Federal Treasurer Josh Frydenberg said on Friday that the government was having success at getting Australians into work but that there “were still sectors and regions that are doing it tough”.
“In February the [national] unemployment rate fell from 6.3 per cent to 5.8 per cent with 88,700 jobs created in the month.
“More than 80 per cent of these jobs went to women and more than 40 per cent went to young people.”
“Importantly the participation rate remains at a record high while the level of employment is now back at pre-pandemic levels.”
Using Tax Office data, federal shadow treasurer Jim Chalmers estimates 413,000 Victorian workers and 134,000 businesses in the state will be in receipt of JobKeeper at the end of the scheme but there is great uncertainty on how many of those workers will go back onto the payroll when the subsidy ends and how many businesses will survive.

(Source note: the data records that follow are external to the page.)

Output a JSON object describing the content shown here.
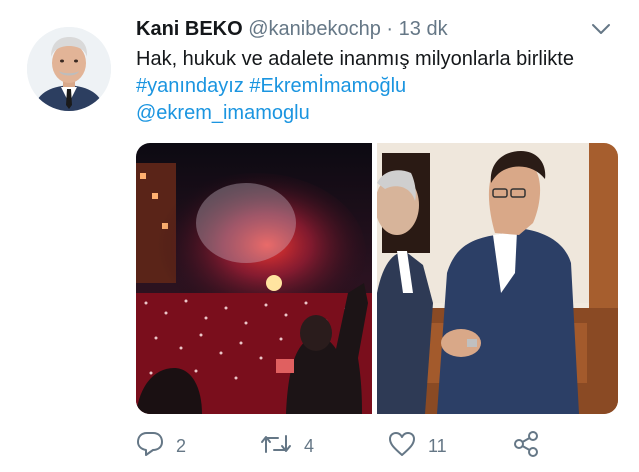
{
  "tweet": {
    "author_name": "Kani BEKO",
    "author_handle": "@kanibekochp",
    "separator": "·",
    "time": "13 dk",
    "text_plain": "Hak, hukuk ve adalete inanmış milyonlarla birlikte ",
    "hashtag1": "#yanındayız",
    "hashtag2": "#Ekremİmamoğlu",
    "mention": "@ekrem_imamoglu"
  },
  "actions": {
    "reply_count": "2",
    "retweet_count": "4",
    "like_count": "11"
  },
  "icons": {
    "caret": "chevron-down-icon",
    "reply": "reply-icon",
    "retweet": "retweet-icon",
    "like": "heart-icon",
    "share": "share-icon"
  },
  "colors": {
    "link": "#1b95e0",
    "muted": "#657786",
    "text": "#14171a"
  }
}
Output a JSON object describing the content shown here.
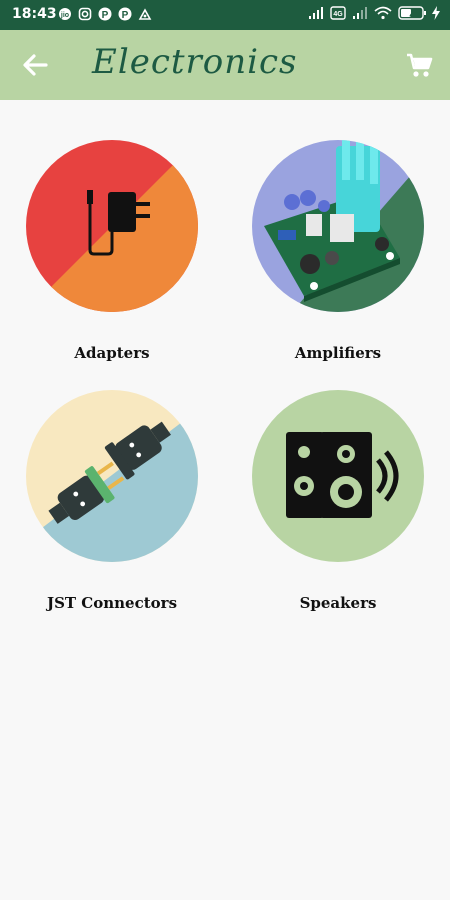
{
  "status_bar": {
    "time": "18:43",
    "notifications": [
      "jio-icon",
      "instagram-icon",
      "paytm-icon",
      "paytm-icon",
      "app-icon"
    ],
    "battery": "43"
  },
  "app_bar": {
    "title": "Electronics",
    "background": "#b8d4a3",
    "title_color": "#1d5a43"
  },
  "categories": [
    {
      "label": "Adapters",
      "icon": "power-adapter-icon"
    },
    {
      "label": "Amplifiers",
      "icon": "amplifier-board-icon"
    },
    {
      "label": "JST Connectors",
      "icon": "plug-connector-icon"
    },
    {
      "label": "Speakers",
      "icon": "speaker-icon"
    }
  ]
}
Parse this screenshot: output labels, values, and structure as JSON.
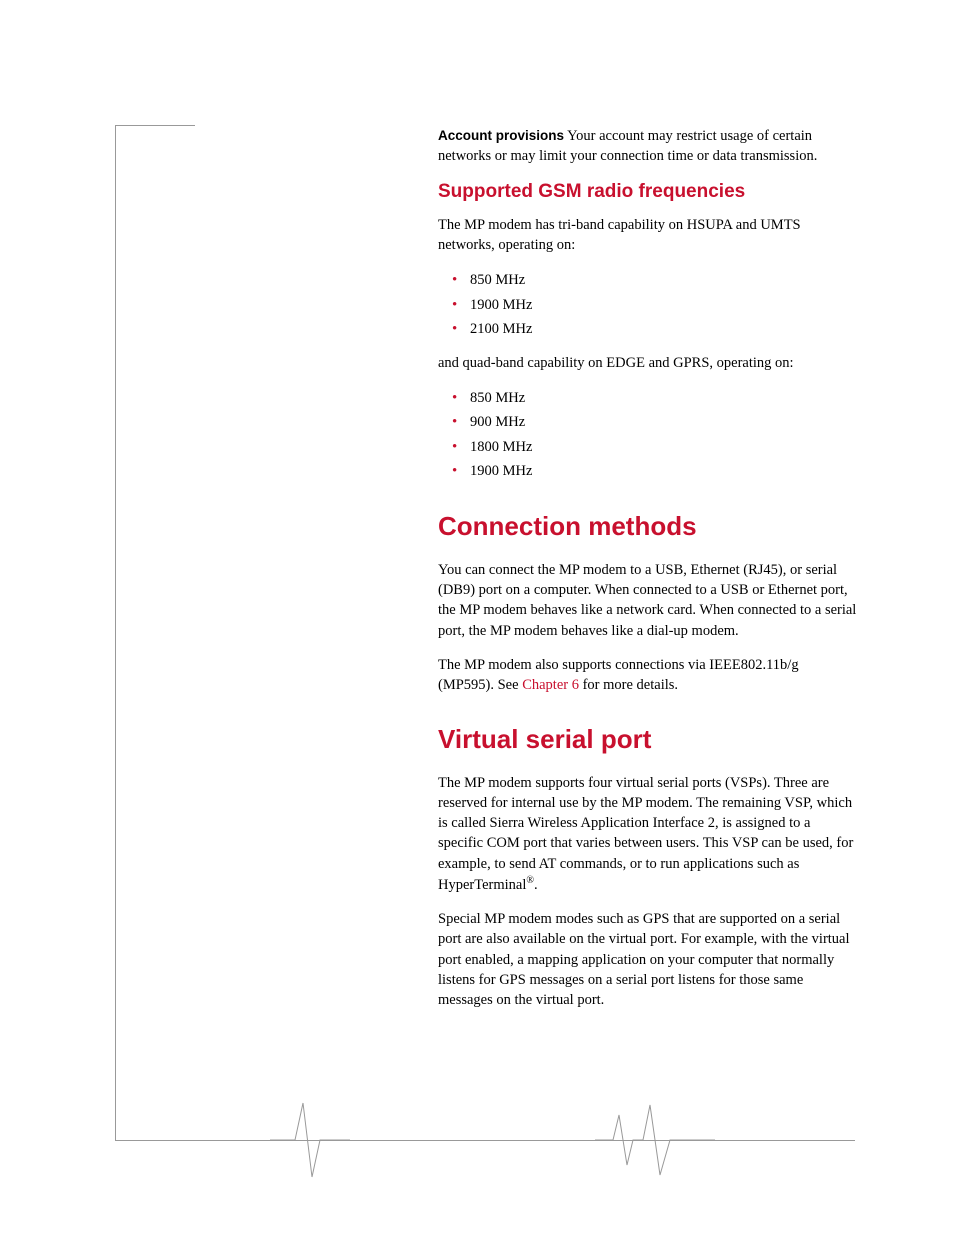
{
  "intro": {
    "lead": "Account provisions",
    "text": "   Your account may restrict usage of certain networks or may limit your connection time or data transmission."
  },
  "section1": {
    "heading": "Supported GSM radio frequencies",
    "p1": "The MP modem has tri-band capability on HSUPA and UMTS networks, operating on:",
    "list1": [
      "850 MHz",
      "1900 MHz",
      "2100 MHz"
    ],
    "p2": "and quad-band capability on EDGE and GPRS, operating on:",
    "list2": [
      "850 MHz",
      "900 MHz",
      "1800 MHz",
      "1900 MHz"
    ]
  },
  "section2": {
    "heading": "Connection methods",
    "p1": "You can connect the MP modem to a USB, Ethernet (RJ45), or serial (DB9) port on a computer. When connected to a USB or Ethernet port, the MP modem behaves like a network card. When connected to a serial port, the MP modem behaves like a dial-up modem.",
    "p2a": "The MP modem also supports connections via IEEE802.11b/g (MP595). See ",
    "p2link": "Chapter 6",
    "p2b": " for more details."
  },
  "section3": {
    "heading": "Virtual serial port",
    "p1a": "The MP modem supports four virtual serial ports (VSPs). Three are reserved for internal use by the MP modem. The remaining VSP, which is called Sierra Wireless Application Interface 2, is assigned to a specific COM port that varies between users. This VSP can be used, for example, to send AT commands, or to run applications such as HyperTerminal",
    "p1sup": "®",
    "p1b": ".",
    "p2": "Special MP modem modes such as GPS that are supported on a serial port are also available on the virtual port. For example, with the virtual port enabled, a mapping application on your computer that normally listens for GPS messages on a serial port listens for those same messages on the virtual port."
  }
}
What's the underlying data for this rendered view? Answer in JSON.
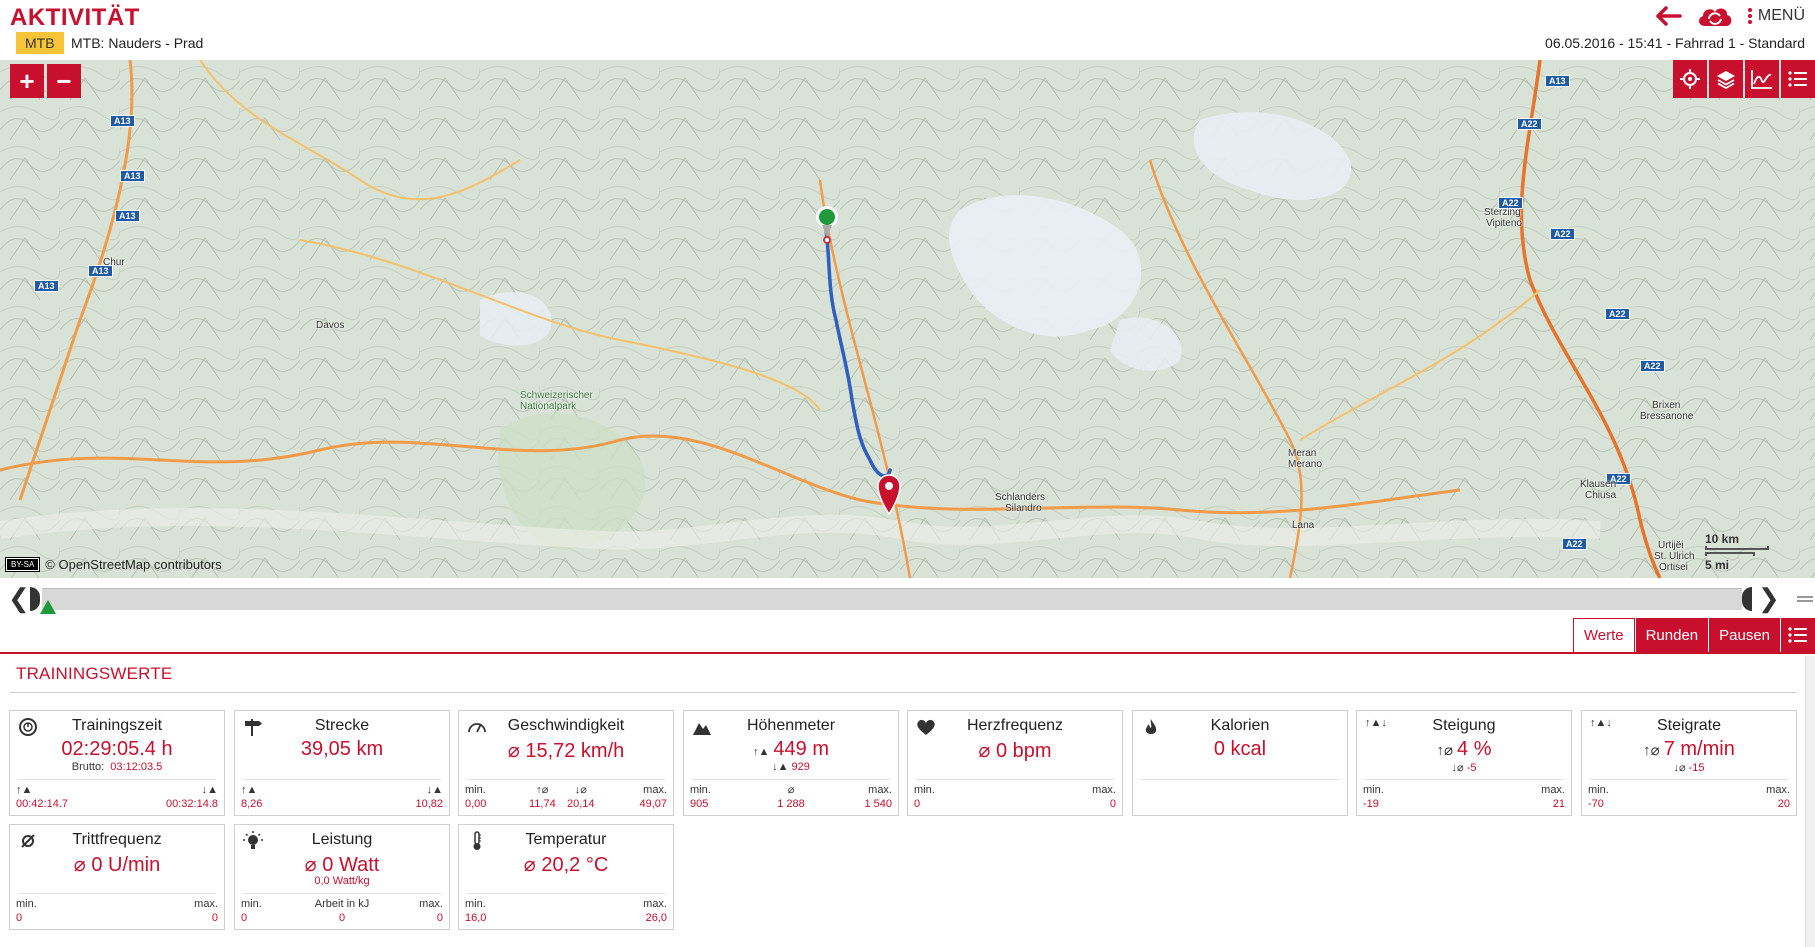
{
  "header": {
    "title": "AKTIVITÄT",
    "sport_badge": "MTB",
    "activity_name": "MTB: Nauders - Prad",
    "menu_label": "MENÜ",
    "info": "06.05.2016  -  15:41  -  Fahrrad 1  -  Standard",
    "accent_color": "#c8102e"
  },
  "map": {
    "zoom_in": "+",
    "zoom_out": "−",
    "attribution": "© OpenStreetMap contributors",
    "license": "BY-SA",
    "scale_km": "10 km",
    "scale_mi": "5 mi",
    "places": [
      "Chur",
      "Davos",
      "Schlanders",
      "Silandro",
      "Meran",
      "Merano",
      "Lana",
      "Sterzing",
      "Vipiteno",
      "Brixen",
      "Bressanone",
      "Klausen",
      "Chiusa",
      "Urtijëi",
      "St. Ulrich",
      "Ortisei",
      "Schweizerischer Nationalpark"
    ],
    "highways": [
      "A13",
      "A22"
    ],
    "tools": [
      "locate-icon",
      "layers-icon",
      "chart-icon",
      "list-icon"
    ]
  },
  "tabs": {
    "werte": "Werte",
    "runden": "Runden",
    "pausen": "Pausen"
  },
  "section": {
    "title": "TRAININGSWERTE"
  },
  "cards": {
    "trainingszeit": {
      "label": "Trainingszeit",
      "main": "02:29:05.4 h",
      "sub_key": "Brutto:",
      "sub_val": "03:12:03.5",
      "up": "00:42:14.7",
      "down": "00:32:14.8"
    },
    "strecke": {
      "label": "Strecke",
      "main": "39,05 km",
      "up": "8,26",
      "down": "10,82"
    },
    "geschwindigkeit": {
      "label": "Geschwindigkeit",
      "main": "⌀ 15,72 km/h",
      "min_label": "min.",
      "min": "0,00",
      "up": "11,74",
      "down": "20,14",
      "max_label": "max.",
      "max": "49,07"
    },
    "hoehenmeter": {
      "label": "Höhenmeter",
      "main": "449 m",
      "sub": "929",
      "min_label": "min.",
      "min": "905",
      "avg": "1 288",
      "max_label": "max.",
      "max": "1 540"
    },
    "herzfrequenz": {
      "label": "Herzfrequenz",
      "main": "⌀ 0 bpm",
      "min_label": "min.",
      "min": "0",
      "max_label": "max.",
      "max": "0"
    },
    "kalorien": {
      "label": "Kalorien",
      "main": "0 kcal"
    },
    "steigung": {
      "label": "Steigung",
      "main": "4 %",
      "sub": "-5",
      "min_label": "min.",
      "min": "-19",
      "max_label": "max.",
      "max": "21"
    },
    "steigrate": {
      "label": "Steigrate",
      "main": "7 m/min",
      "sub": "-15",
      "min_label": "min.",
      "min": "-70",
      "max_label": "max.",
      "max": "20"
    },
    "trittfrequenz": {
      "label": "Trittfrequenz",
      "main": "⌀ 0 U/min",
      "min_label": "min.",
      "min": "0",
      "max_label": "max.",
      "max": "0"
    },
    "leistung": {
      "label": "Leistung",
      "main": "⌀ 0 Watt",
      "sub": "0,0 Watt/kg",
      "min_label": "min.",
      "min": "0",
      "mid_label": "Arbeit in kJ",
      "mid": "0",
      "max_label": "max.",
      "max": "0"
    },
    "temperatur": {
      "label": "Temperatur",
      "main": "⌀ 20,2 °C",
      "min_label": "min.",
      "min": "16,0",
      "max_label": "max.",
      "max": "26,0"
    }
  }
}
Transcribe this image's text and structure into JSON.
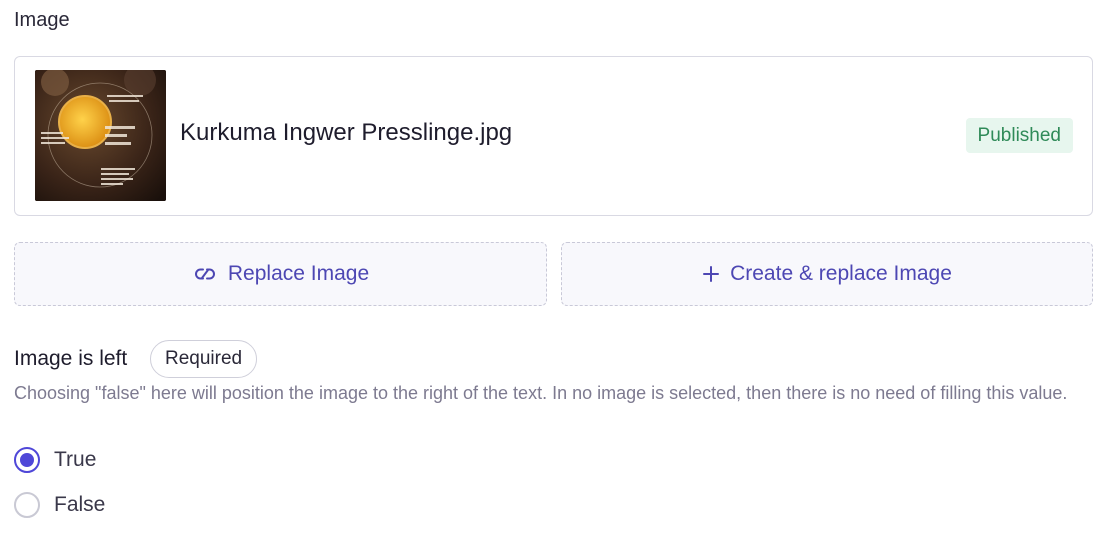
{
  "section": {
    "label": "Image"
  },
  "image": {
    "file_name": "Kurkuma Ingwer Presslinge.jpg",
    "status": "Published",
    "thumbnail_icon": "image-thumbnail"
  },
  "actions": {
    "replace_label": "Replace Image",
    "replace_icon": "link-icon",
    "create_label": "Create & replace Image",
    "create_icon": "plus-icon"
  },
  "field": {
    "label": "Image is left",
    "required_label": "Required",
    "help": "Choosing \"false\" here will position the image to the right of the text. In no image is selected, then there is no need of filling this value.",
    "options": [
      {
        "label": "True",
        "checked": true
      },
      {
        "label": "False",
        "checked": false
      }
    ]
  },
  "colors": {
    "accent": "#4f47d8",
    "published_bg": "#e7f6ee",
    "published_text": "#2f8a58"
  }
}
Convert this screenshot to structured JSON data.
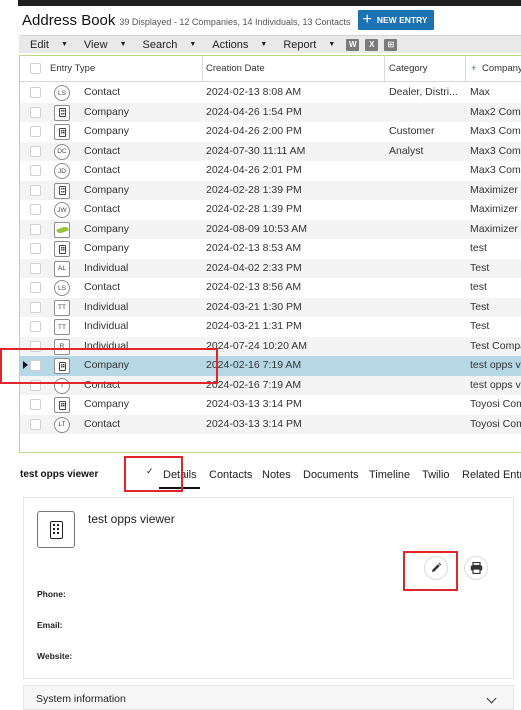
{
  "header": {
    "title": "Address Book",
    "counts": "39 Displayed - 12 Companies, 14 Individuals, 13 Contacts",
    "new_entry_label": "NEW ENTRY",
    "new_entry_icon": "plus-icon"
  },
  "menubar": {
    "items": [
      {
        "label": "Edit"
      },
      {
        "label": "View"
      },
      {
        "label": "Search"
      },
      {
        "label": "Actions"
      },
      {
        "label": "Report"
      }
    ],
    "export_icons": [
      {
        "name": "word-export-icon",
        "glyph": "W"
      },
      {
        "name": "excel-export-icon",
        "glyph": "X"
      },
      {
        "name": "xml-export-icon",
        "glyph": "⊞"
      }
    ]
  },
  "grid": {
    "columns": {
      "entry_type": "Entry Type",
      "creation_date": "Creation Date",
      "category": "Category",
      "company": "Company",
      "company_sort_icon": "+"
    },
    "rows": [
      {
        "icon_kind": "circle",
        "icon_text": "LS",
        "type": "Contact",
        "date": "2024-02-13 8:08 AM",
        "category": "Dealer, Distri...",
        "company": "Max"
      },
      {
        "icon_kind": "building",
        "icon_text": "",
        "type": "Company",
        "date": "2024-04-26 1:54 PM",
        "category": "",
        "company": "Max2 Comp"
      },
      {
        "icon_kind": "building",
        "icon_text": "",
        "type": "Company",
        "date": "2024-04-26 2:00 PM",
        "category": "Customer",
        "company": "Max3 Comp"
      },
      {
        "icon_kind": "circle",
        "icon_text": "DC",
        "type": "Contact",
        "date": "2024-07-30 11:11 AM",
        "category": "Analyst",
        "company": "Max3 Comp"
      },
      {
        "icon_kind": "circle",
        "icon_text": "JD",
        "type": "Contact",
        "date": "2024-04-26 2:01 PM",
        "category": "",
        "company": "Max3 Comp"
      },
      {
        "icon_kind": "building",
        "icon_text": "",
        "type": "Company",
        "date": "2024-02-28 1:39 PM",
        "category": "",
        "company": "Maximizer"
      },
      {
        "icon_kind": "circle",
        "icon_text": "JW",
        "type": "Contact",
        "date": "2024-02-28 1:39 PM",
        "category": "",
        "company": "Maximizer"
      },
      {
        "icon_kind": "leaf",
        "icon_text": "",
        "type": "Company",
        "date": "2024-08-09 10:53 AM",
        "category": "",
        "company": "Maximizer"
      },
      {
        "icon_kind": "building",
        "icon_text": "",
        "type": "Company",
        "date": "2024-02-13 8:53 AM",
        "category": "",
        "company": "test"
      },
      {
        "icon_kind": "square",
        "icon_text": "AL",
        "type": "Individual",
        "date": "2024-04-02 2:33 PM",
        "category": "",
        "company": "Test"
      },
      {
        "icon_kind": "circle",
        "icon_text": "LS",
        "type": "Contact",
        "date": "2024-02-13 8:56 AM",
        "category": "",
        "company": "test"
      },
      {
        "icon_kind": "square",
        "icon_text": "TT",
        "type": "Individual",
        "date": "2024-03-21 1:30 PM",
        "category": "",
        "company": "Test"
      },
      {
        "icon_kind": "square",
        "icon_text": "TT",
        "type": "Individual",
        "date": "2024-03-21 1:31 PM",
        "category": "",
        "company": "Test"
      },
      {
        "icon_kind": "square",
        "icon_text": "R",
        "type": "Individual",
        "date": "2024-07-24 10:20 AM",
        "category": "",
        "company": "Test Compa"
      },
      {
        "icon_kind": "building",
        "icon_text": "",
        "type": "Company",
        "date": "2024-02-16 7:19 AM",
        "category": "",
        "company": "test opps v",
        "selected": true
      },
      {
        "icon_kind": "circle",
        "icon_text": "T",
        "type": "Contact",
        "date": "2024-02-16 7:19 AM",
        "category": "",
        "company": "test opps v"
      },
      {
        "icon_kind": "building",
        "icon_text": "",
        "type": "Company",
        "date": "2024-03-13 3:14 PM",
        "category": "",
        "company": "Toyosi Com"
      },
      {
        "icon_kind": "circle",
        "icon_text": "LT",
        "type": "Contact",
        "date": "2024-03-13 3:14 PM",
        "category": "",
        "company": "Toyosi Com"
      }
    ]
  },
  "details": {
    "entry_name": "test opps viewer",
    "tabs": [
      {
        "label": "Details",
        "active": true
      },
      {
        "label": "Contacts"
      },
      {
        "label": "Notes"
      },
      {
        "label": "Documents"
      },
      {
        "label": "Timeline"
      },
      {
        "label": "Twilio"
      },
      {
        "label": "Related Entries"
      }
    ],
    "card_title": "test opps viewer",
    "fields": {
      "phone": "Phone:",
      "email": "Email:",
      "website": "Website:"
    },
    "edit_icon": "pencil-icon",
    "print_icon": "printer-icon",
    "system_info_label": "System information"
  },
  "colors": {
    "accent": "#1c73b4",
    "selected_row": "#b6d7e6",
    "highlight_box": "#e0252b",
    "grid_border": "#b9dc8a"
  }
}
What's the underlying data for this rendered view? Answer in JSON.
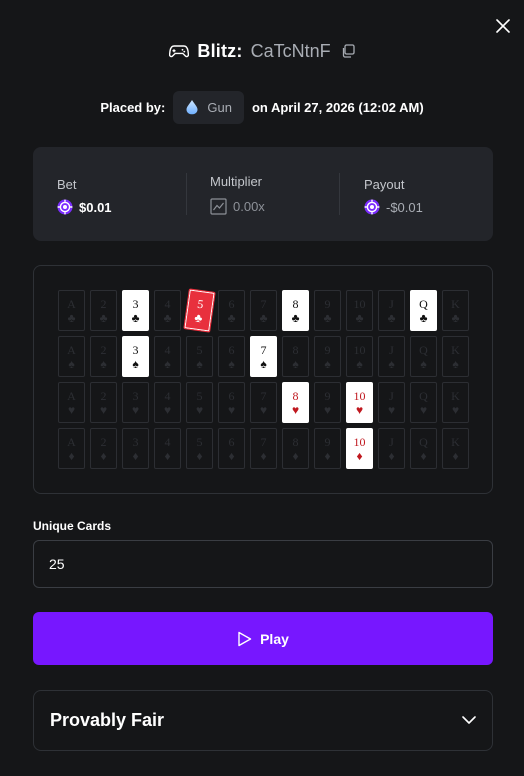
{
  "header": {
    "game": "Blitz:",
    "bet_id": "CaTcNtnF"
  },
  "placed": {
    "label": "Placed by:",
    "user": "Gun",
    "date": "on April 27, 2026 (12:02 AM)"
  },
  "stats": {
    "bet_label": "Bet",
    "bet_value": "$0.01",
    "multiplier_label": "Multiplier",
    "multiplier_value": "0.00x",
    "payout_label": "Payout",
    "payout_value": "-$0.01"
  },
  "board": {
    "ranks": [
      "A",
      "2",
      "3",
      "4",
      "5",
      "6",
      "7",
      "8",
      "9",
      "10",
      "J",
      "Q",
      "K"
    ],
    "suits": [
      {
        "name": "clubs",
        "glyph": "♣",
        "color": "black"
      },
      {
        "name": "spades",
        "glyph": "♠",
        "color": "black"
      },
      {
        "name": "hearts",
        "glyph": "♥",
        "color": "red"
      },
      {
        "name": "diamonds",
        "glyph": "♦",
        "color": "red"
      }
    ],
    "revealed": [
      {
        "suit": 0,
        "rank": "3"
      },
      {
        "suit": 0,
        "rank": "8"
      },
      {
        "suit": 0,
        "rank": "Q"
      },
      {
        "suit": 1,
        "rank": "3"
      },
      {
        "suit": 1,
        "rank": "7"
      },
      {
        "suit": 2,
        "rank": "8"
      },
      {
        "suit": 2,
        "rank": "10"
      },
      {
        "suit": 3,
        "rank": "10"
      }
    ],
    "flagged": {
      "suit": 0,
      "rank": "5",
      "color": "#e8303d"
    }
  },
  "form": {
    "unique_cards_label": "Unique Cards",
    "unique_cards_value": "25",
    "play_label": "Play"
  },
  "provably_fair": {
    "label": "Provably Fair"
  },
  "colors": {
    "accent": "#7717ff",
    "background": "#151618",
    "panel": "#23252a",
    "token": "#7b2cff"
  },
  "icons": {
    "close": "close-icon",
    "gamepad": "gamepad-icon",
    "copy": "copy-icon",
    "avatar": "droplet-icon",
    "token": "chip-icon",
    "multiplier": "chart-icon",
    "play": "play-icon",
    "chevron": "chevron-down-icon"
  }
}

Victorian Chamber of Commerce and Industry chief executive Paul Guerra says the time is right for JobKeeper to end with the economy coming back strongly except hospitality, tourism, and events, arts and entertainment and the university sectors.
Mr Guerra argues that more important than wage subsidies now, is the ability to trade without restrictions, and renewed his calls for the remaining health restrictions to be lifted.
“What we need is support for those sectors that can’t trade at normal levels and they can’t trade at normal levels because there are still restrictions on business,” he said.
In the hotel accommodations sector where venues in central Melbourne and Sydney are struggling with occupancy rates at 50 per cent below their pre-pandemic levels and which has relied heavily on JobKeeper, one major chain says it is not planning to let any of its staff go when the subsidy ends.
Hyatt Hotels and Resorts Pacific vice-president Robert Dawson said JobKeeper had been a lifeline for the industry and that there was “genuine cause for concern” with the scheme about to end.
But Mr Dawson said there were no plans to shed any position when JobKeeper ended and that the group was even trying to hire in some areas.
“We feel confident that the changes made will allow us to move forward into April with no additional changes to our staffing levels post JobKeeper,” Mr Dawson said.
“In Melbourne over the last few weeks we are starting to see momentum building as there is more certainty around vaccine rollout and the opening of internal borders.”
Tourism Accommodation Australia’s Victorian General Manager Dougal Hollis also called for “business continuity” and an end to trading restrictions and border closures.